Le premier instant où il s’aperçut de ce mouvement, fut de joie extrême. Le second fut une pensée pour Korasoff : je puis tout perdre par un seul mot.

Ses bras se raidirent, tant l’effort imposé par la politique était pénible. Je ne dois pas même me permettre de presser contre mon cœur ce corps souple et charmant, ou elle me méprise et me maltraite. Quel affreux caractère !

Et en maudissant le caractère de Mathilde, il l’en aimait cent fois plus ; il lui semblait avoir dans ses bras une reine.
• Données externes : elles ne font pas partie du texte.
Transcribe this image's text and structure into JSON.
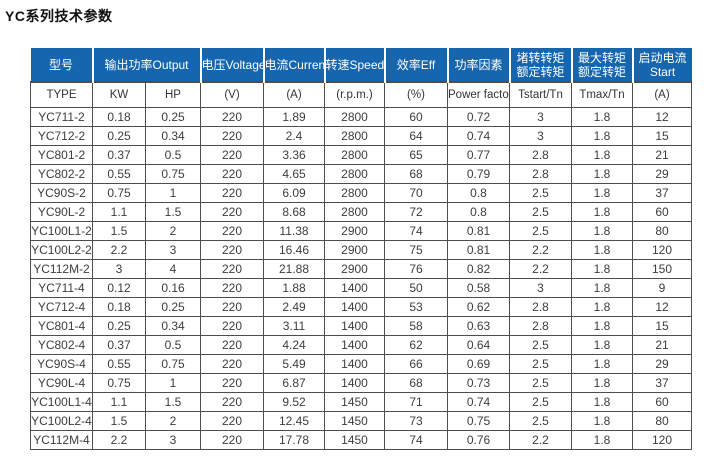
{
  "page": {
    "title": "YC系列技术参数"
  },
  "table": {
    "header_top": [
      {
        "lines": [
          "型号"
        ],
        "span": 1
      },
      {
        "lines": [
          "输出功率Output"
        ],
        "span": 2
      },
      {
        "lines": [
          "电压Voltage"
        ],
        "span": 1
      },
      {
        "lines": [
          "电流Current"
        ],
        "span": 1
      },
      {
        "lines": [
          "转速Speed"
        ],
        "span": 1
      },
      {
        "lines": [
          "效率Eff"
        ],
        "span": 1
      },
      {
        "lines": [
          "功率因素"
        ],
        "span": 1
      },
      {
        "lines": [
          "堵转转矩",
          "额定转矩"
        ],
        "span": 1
      },
      {
        "lines": [
          "最大转矩",
          "额定转矩"
        ],
        "span": 1
      },
      {
        "lines": [
          "启动电流",
          "Start"
        ],
        "span": 1
      }
    ],
    "header_sub": [
      "TYPE",
      "KW",
      "HP",
      "(V)",
      "(A)",
      "(r.p.m.)",
      "(%)",
      "Power factor",
      "Tstart/Tn",
      "Tmax/Tn",
      "(A)"
    ],
    "rows": [
      [
        "YC711-2",
        "0.18",
        "0.25",
        "220",
        "1.89",
        "2800",
        "60",
        "0.72",
        "3",
        "1.8",
        "12"
      ],
      [
        "YC712-2",
        "0.25",
        "0.34",
        "220",
        "2.4",
        "2800",
        "64",
        "0.74",
        "3",
        "1.8",
        "15"
      ],
      [
        "YC801-2",
        "0.37",
        "0.5",
        "220",
        "3.36",
        "2800",
        "65",
        "0.77",
        "2.8",
        "1.8",
        "21"
      ],
      [
        "YC802-2",
        "0.55",
        "0.75",
        "220",
        "4.65",
        "2800",
        "68",
        "0.79",
        "2.8",
        "1.8",
        "29"
      ],
      [
        "YC90S-2",
        "0.75",
        "1",
        "220",
        "6.09",
        "2800",
        "70",
        "0.8",
        "2.5",
        "1.8",
        "37"
      ],
      [
        "YC90L-2",
        "1.1",
        "1.5",
        "220",
        "8.68",
        "2800",
        "72",
        "0.8",
        "2.5",
        "1.8",
        "60"
      ],
      [
        "YC100L1-2",
        "1.5",
        "2",
        "220",
        "11.38",
        "2900",
        "74",
        "0.81",
        "2.5",
        "1.8",
        "80"
      ],
      [
        "YC100L2-2",
        "2.2",
        "3",
        "220",
        "16.46",
        "2900",
        "75",
        "0.81",
        "2.2",
        "1.8",
        "120"
      ],
      [
        "YC112M-2",
        "3",
        "4",
        "220",
        "21.88",
        "2900",
        "76",
        "0.82",
        "2.2",
        "1.8",
        "150"
      ],
      [
        "YC711-4",
        "0.12",
        "0.16",
        "220",
        "1.88",
        "1400",
        "50",
        "0.58",
        "3",
        "1.8",
        "9"
      ],
      [
        "YC712-4",
        "0.18",
        "0.25",
        "220",
        "2.49",
        "1400",
        "53",
        "0.62",
        "2.8",
        "1.8",
        "12"
      ],
      [
        "YC801-4",
        "0.25",
        "0.34",
        "220",
        "3.11",
        "1400",
        "58",
        "0.63",
        "2.8",
        "1.8",
        "15"
      ],
      [
        "YC802-4",
        "0.37",
        "0.5",
        "220",
        "4.24",
        "1400",
        "62",
        "0.64",
        "2.5",
        "1.8",
        "21"
      ],
      [
        "YC90S-4",
        "0.55",
        "0.75",
        "220",
        "5.49",
        "1400",
        "66",
        "0.69",
        "2.5",
        "1.8",
        "29"
      ],
      [
        "YC90L-4",
        "0.75",
        "1",
        "220",
        "6.87",
        "1400",
        "68",
        "0.73",
        "2.5",
        "1.8",
        "37"
      ],
      [
        "YC100L1-4",
        "1.1",
        "1.5",
        "220",
        "9.52",
        "1450",
        "71",
        "0.74",
        "2.5",
        "1.8",
        "60"
      ],
      [
        "YC100L2-4",
        "1.5",
        "2",
        "220",
        "12.45",
        "1450",
        "73",
        "0.75",
        "2.5",
        "1.8",
        "80"
      ],
      [
        "YC112M-4",
        "2.2",
        "3",
        "220",
        "17.78",
        "1450",
        "74",
        "0.76",
        "2.2",
        "1.8",
        "120"
      ]
    ],
    "colors": {
      "header_bg": "#1565af",
      "header_text": "#ffffff",
      "body_text": "#3d3d3d",
      "border": "#4d4d4d"
    }
  }
}
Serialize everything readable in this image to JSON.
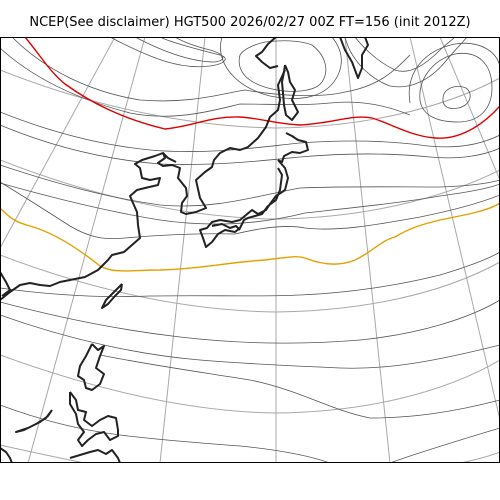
{
  "title": "NCEP(See disclaimer) HGT500 2026/02/27 00Z FT=156 (init 2012Z)",
  "colors": {
    "graticule": "#a8a8a8",
    "contour": "#555555",
    "contour_5400": "#e69f00",
    "contour_5700": "#e00000",
    "coastline": "#222222",
    "background": "#ffffff"
  }
}
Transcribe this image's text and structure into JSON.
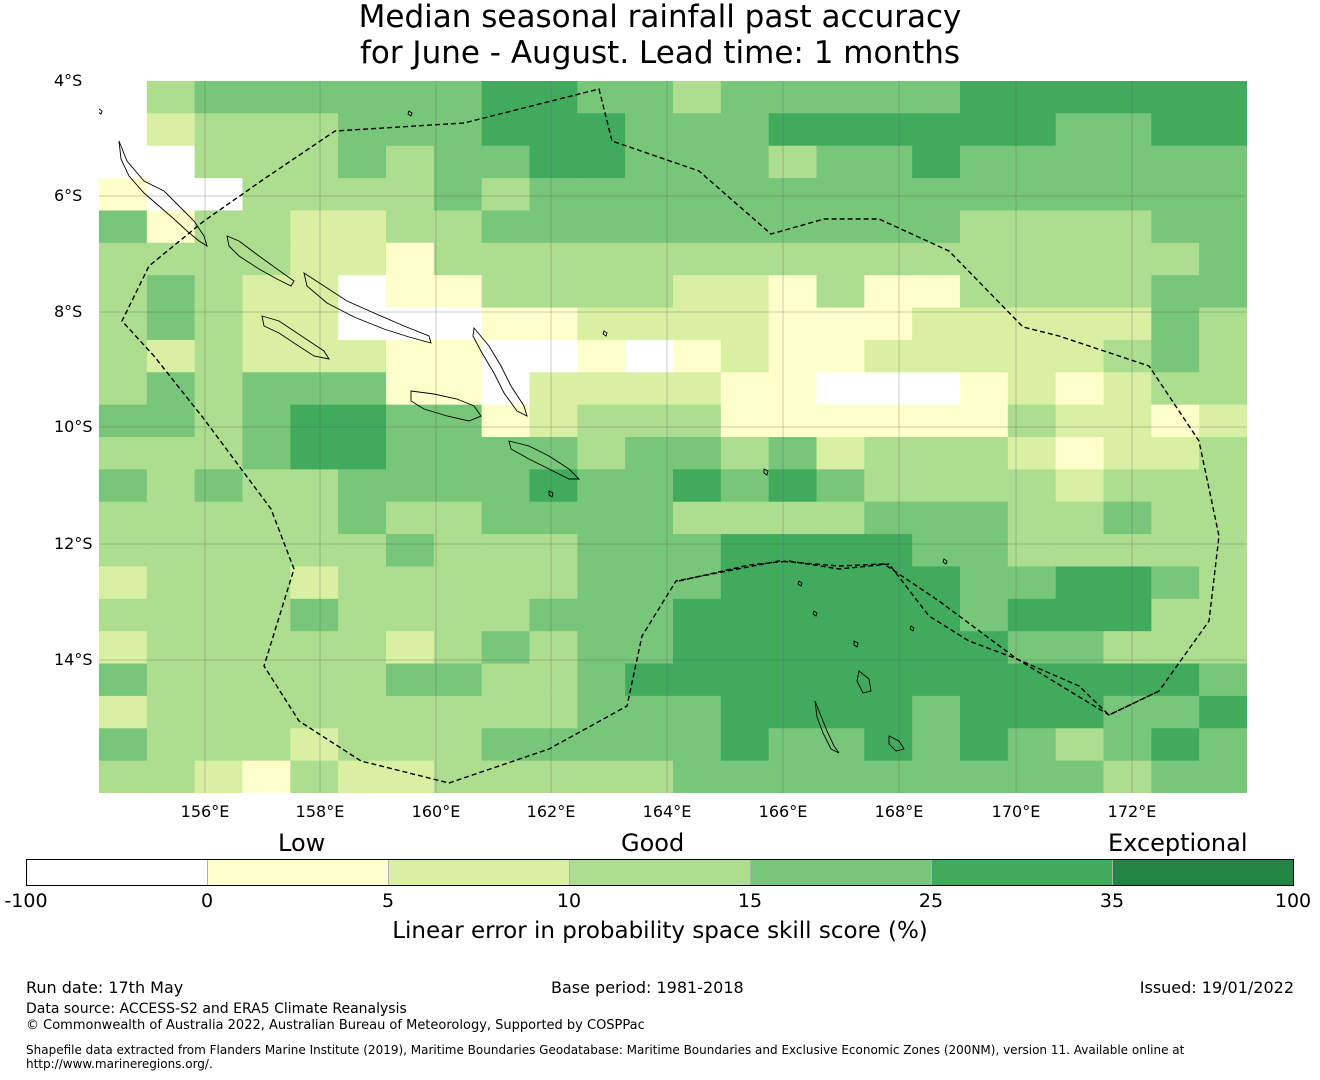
{
  "title": {
    "line1": "Median seasonal rainfall past accuracy",
    "line2": "for June - August. Lead time: 1 months"
  },
  "map": {
    "lat_labels": [
      "4°S",
      "6°S",
      "8°S",
      "10°S",
      "12°S",
      "14°S"
    ],
    "lon_labels": [
      "156°E",
      "158°E",
      "160°E",
      "162°E",
      "164°E",
      "166°E",
      "168°E",
      "170°E",
      "172°E"
    ],
    "grid": {
      "lon_start": 154.2,
      "lat_start": -4.0,
      "cell_deg": 0.833,
      "rows": [
        [
          0,
          3,
          4,
          4,
          4,
          4,
          4,
          4,
          5,
          5,
          4,
          4,
          3,
          4,
          4,
          4,
          4,
          4,
          5,
          5,
          5,
          5,
          5,
          5
        ],
        [
          0,
          2,
          3,
          3,
          3,
          4,
          4,
          4,
          5,
          5,
          5,
          4,
          4,
          4,
          5,
          5,
          5,
          5,
          5,
          5,
          4,
          4,
          5,
          5
        ],
        [
          0,
          0,
          3,
          3,
          3,
          4,
          3,
          4,
          4,
          5,
          5,
          4,
          4,
          4,
          3,
          4,
          4,
          5,
          4,
          4,
          4,
          4,
          4,
          4
        ],
        [
          1,
          0,
          0,
          3,
          3,
          3,
          3,
          4,
          3,
          4,
          4,
          4,
          4,
          4,
          4,
          4,
          4,
          4,
          4,
          4,
          4,
          4,
          4,
          4
        ],
        [
          4,
          1,
          3,
          3,
          2,
          2,
          3,
          3,
          4,
          4,
          4,
          4,
          4,
          4,
          4,
          4,
          4,
          4,
          3,
          3,
          3,
          3,
          4,
          4
        ],
        [
          3,
          3,
          3,
          3,
          2,
          2,
          1,
          3,
          3,
          3,
          3,
          3,
          3,
          3,
          3,
          3,
          3,
          3,
          3,
          3,
          3,
          3,
          3,
          4
        ],
        [
          3,
          4,
          3,
          2,
          2,
          0,
          1,
          1,
          3,
          3,
          3,
          3,
          2,
          2,
          1,
          3,
          1,
          1,
          3,
          3,
          3,
          3,
          4,
          4
        ],
        [
          3,
          4,
          3,
          2,
          2,
          0,
          0,
          0,
          1,
          1,
          2,
          2,
          2,
          2,
          1,
          1,
          1,
          2,
          2,
          2,
          2,
          2,
          4,
          3
        ],
        [
          3,
          2,
          3,
          2,
          2,
          2,
          1,
          1,
          0,
          0,
          1,
          0,
          1,
          2,
          1,
          1,
          2,
          2,
          2,
          2,
          2,
          3,
          4,
          3
        ],
        [
          3,
          4,
          3,
          4,
          4,
          4,
          1,
          1,
          0,
          2,
          2,
          2,
          2,
          1,
          1,
          0,
          0,
          0,
          1,
          2,
          1,
          2,
          3,
          3
        ],
        [
          4,
          4,
          3,
          4,
          5,
          5,
          4,
          4,
          1,
          2,
          3,
          3,
          3,
          1,
          1,
          1,
          1,
          1,
          1,
          3,
          2,
          2,
          1,
          2
        ],
        [
          3,
          3,
          3,
          4,
          5,
          5,
          4,
          4,
          4,
          4,
          3,
          4,
          4,
          3,
          4,
          2,
          3,
          3,
          3,
          2,
          1,
          2,
          2,
          3
        ],
        [
          4,
          3,
          4,
          3,
          3,
          4,
          4,
          4,
          4,
          5,
          4,
          4,
          5,
          4,
          5,
          4,
          3,
          3,
          3,
          3,
          2,
          3,
          3,
          3
        ],
        [
          3,
          3,
          3,
          3,
          3,
          4,
          3,
          3,
          4,
          4,
          4,
          4,
          3,
          3,
          3,
          3,
          4,
          4,
          4,
          3,
          3,
          4,
          3,
          3
        ],
        [
          3,
          3,
          3,
          3,
          3,
          3,
          4,
          3,
          3,
          3,
          4,
          4,
          4,
          5,
          5,
          5,
          5,
          4,
          4,
          3,
          3,
          3,
          3,
          3
        ],
        [
          2,
          3,
          3,
          3,
          2,
          3,
          3,
          3,
          3,
          3,
          4,
          4,
          4,
          5,
          5,
          5,
          5,
          5,
          4,
          4,
          5,
          5,
          4,
          3
        ],
        [
          3,
          3,
          3,
          3,
          4,
          3,
          3,
          3,
          3,
          4,
          4,
          4,
          5,
          5,
          5,
          5,
          5,
          5,
          4,
          5,
          5,
          5,
          3,
          3
        ],
        [
          2,
          3,
          3,
          3,
          3,
          3,
          2,
          3,
          4,
          3,
          4,
          4,
          5,
          5,
          5,
          5,
          5,
          5,
          5,
          4,
          4,
          3,
          3,
          3
        ],
        [
          4,
          3,
          3,
          3,
          3,
          3,
          4,
          4,
          3,
          3,
          4,
          5,
          5,
          5,
          5,
          5,
          5,
          5,
          5,
          5,
          5,
          5,
          5,
          4
        ],
        [
          2,
          3,
          3,
          3,
          3,
          3,
          3,
          3,
          3,
          3,
          4,
          4,
          4,
          5,
          5,
          5,
          5,
          4,
          5,
          5,
          5,
          4,
          4,
          5
        ],
        [
          4,
          3,
          3,
          3,
          2,
          3,
          3,
          3,
          4,
          4,
          4,
          4,
          4,
          5,
          4,
          4,
          5,
          4,
          5,
          4,
          3,
          4,
          5,
          4
        ],
        [
          3,
          3,
          2,
          1,
          3,
          2,
          2,
          3,
          3,
          3,
          3,
          3,
          4,
          4,
          4,
          4,
          4,
          4,
          4,
          4,
          4,
          3,
          4,
          4
        ]
      ]
    }
  },
  "colorbar": {
    "category_labels": [
      "Low",
      "Good",
      "Exceptional"
    ],
    "tick_labels": [
      "-100",
      "0",
      "5",
      "10",
      "15",
      "25",
      "35",
      "100"
    ],
    "colors": [
      "#ffffff",
      "#ffffcc",
      "#d9f0a3",
      "#addd8e",
      "#78c679",
      "#41ab5d",
      "#238443"
    ],
    "title": "Linear error in probability space skill score (%)"
  },
  "footer": {
    "run_date": "Run date: 17th May",
    "base_period": "Base period: 1981-2018",
    "issued": "Issued: 19/01/2022",
    "data_source": "Data source: ACCESS-S2 and ERA5 Climate Reanalysis",
    "copyright": "© Commonwealth of Australia 2022, Australian Bureau of Meteorology, Supported by COSPPac",
    "shapefile_line1": "Shapefile data extracted from Flanders Marine Institute (2019), Maritime Boundaries Geodatabase: Maritime Boundaries and Exclusive Economic Zones (200NM), version 11. Available online at",
    "shapefile_line2": "http://www.marineregions.org/."
  }
}
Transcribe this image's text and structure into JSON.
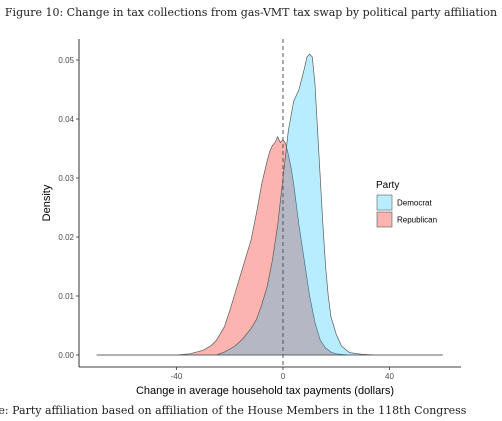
{
  "figure": {
    "title": "Figure 10: Change in tax collections from gas-VMT tax swap by political party affiliation",
    "note": "te: Party affiliation based on affiliation of the House Members in the 118th Congress"
  },
  "chart_data": {
    "type": "area",
    "xlabel": "Change in average household tax payments (dollars)",
    "ylabel": "Density",
    "xlim": [
      -70,
      60
    ],
    "ylim": [
      0,
      0.053
    ],
    "x_ticks": [
      -40,
      0,
      40
    ],
    "x_tick_labels": [
      "-40",
      "0",
      "40"
    ],
    "y_ticks": [
      0.0,
      0.01,
      0.02,
      0.03,
      0.04,
      0.05
    ],
    "y_tick_labels": [
      "0.00",
      "0.01",
      "0.02",
      "0.03",
      "0.04",
      "0.05"
    ],
    "reference_line": {
      "x": 0,
      "style": "dashed"
    },
    "grid": false,
    "legend": {
      "title": "Party",
      "position": "right"
    },
    "series": [
      {
        "name": "Republican",
        "color": "#F8766D",
        "x": [
          -70,
          -40,
          -35,
          -30,
          -27,
          -25,
          -22,
          -20,
          -18,
          -15,
          -12,
          -10,
          -8,
          -6,
          -5,
          -4,
          -3,
          -2,
          -1,
          0,
          1,
          2,
          3,
          4,
          5,
          6,
          8,
          10,
          12,
          14,
          16,
          18,
          20,
          22,
          25,
          30,
          35,
          40,
          60
        ],
        "y": [
          0,
          0,
          0.0002,
          0.0008,
          0.0016,
          0.0025,
          0.0048,
          0.0075,
          0.0105,
          0.015,
          0.0195,
          0.024,
          0.029,
          0.0328,
          0.0345,
          0.0355,
          0.036,
          0.037,
          0.036,
          0.0365,
          0.0358,
          0.034,
          0.0318,
          0.029,
          0.0255,
          0.022,
          0.016,
          0.01,
          0.0055,
          0.0025,
          0.0012,
          0.0005,
          0.0002,
          0.0001,
          0,
          0,
          0,
          0,
          0
        ]
      },
      {
        "name": "Democrat",
        "color": "#00BFFF",
        "x": [
          -70,
          -25,
          -22,
          -18,
          -15,
          -12,
          -10,
          -8,
          -6,
          -4,
          -2,
          0,
          2,
          4,
          6,
          8,
          9,
          10,
          11,
          12,
          13,
          14,
          15,
          16,
          17,
          18,
          20,
          22,
          25,
          30,
          35,
          60
        ],
        "y": [
          0,
          0,
          0.0005,
          0.0015,
          0.0028,
          0.0045,
          0.006,
          0.0085,
          0.0115,
          0.016,
          0.022,
          0.03,
          0.038,
          0.043,
          0.045,
          0.0485,
          0.0505,
          0.051,
          0.0505,
          0.046,
          0.038,
          0.03,
          0.022,
          0.015,
          0.01,
          0.0065,
          0.0035,
          0.0015,
          0.0004,
          0.0001,
          0,
          0
        ]
      }
    ]
  }
}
L’impassible froideur de Julien redoubla le malheur d’orgueil qui déchirait l’âme de mademoiselle de La Mole. Elle était loin d’avoir le sang-froid nécessaire pour chercher à deviner dans ses yeux ce qu’il sentait pour elle en cet instant. Elle ne put se résoudre à le regarder ; elle tremblait de rencontrer l’expression du mépris.

Assise sur le divan de la bibliothèque, immobile et la tête tournée du côté opposé à Julien, elle était en proie aux plus vives douleurs que l’orgueil et l’amour puissent faire éprouver à une âme humaine. Dans quelle atroce démarche elle venait de tomber !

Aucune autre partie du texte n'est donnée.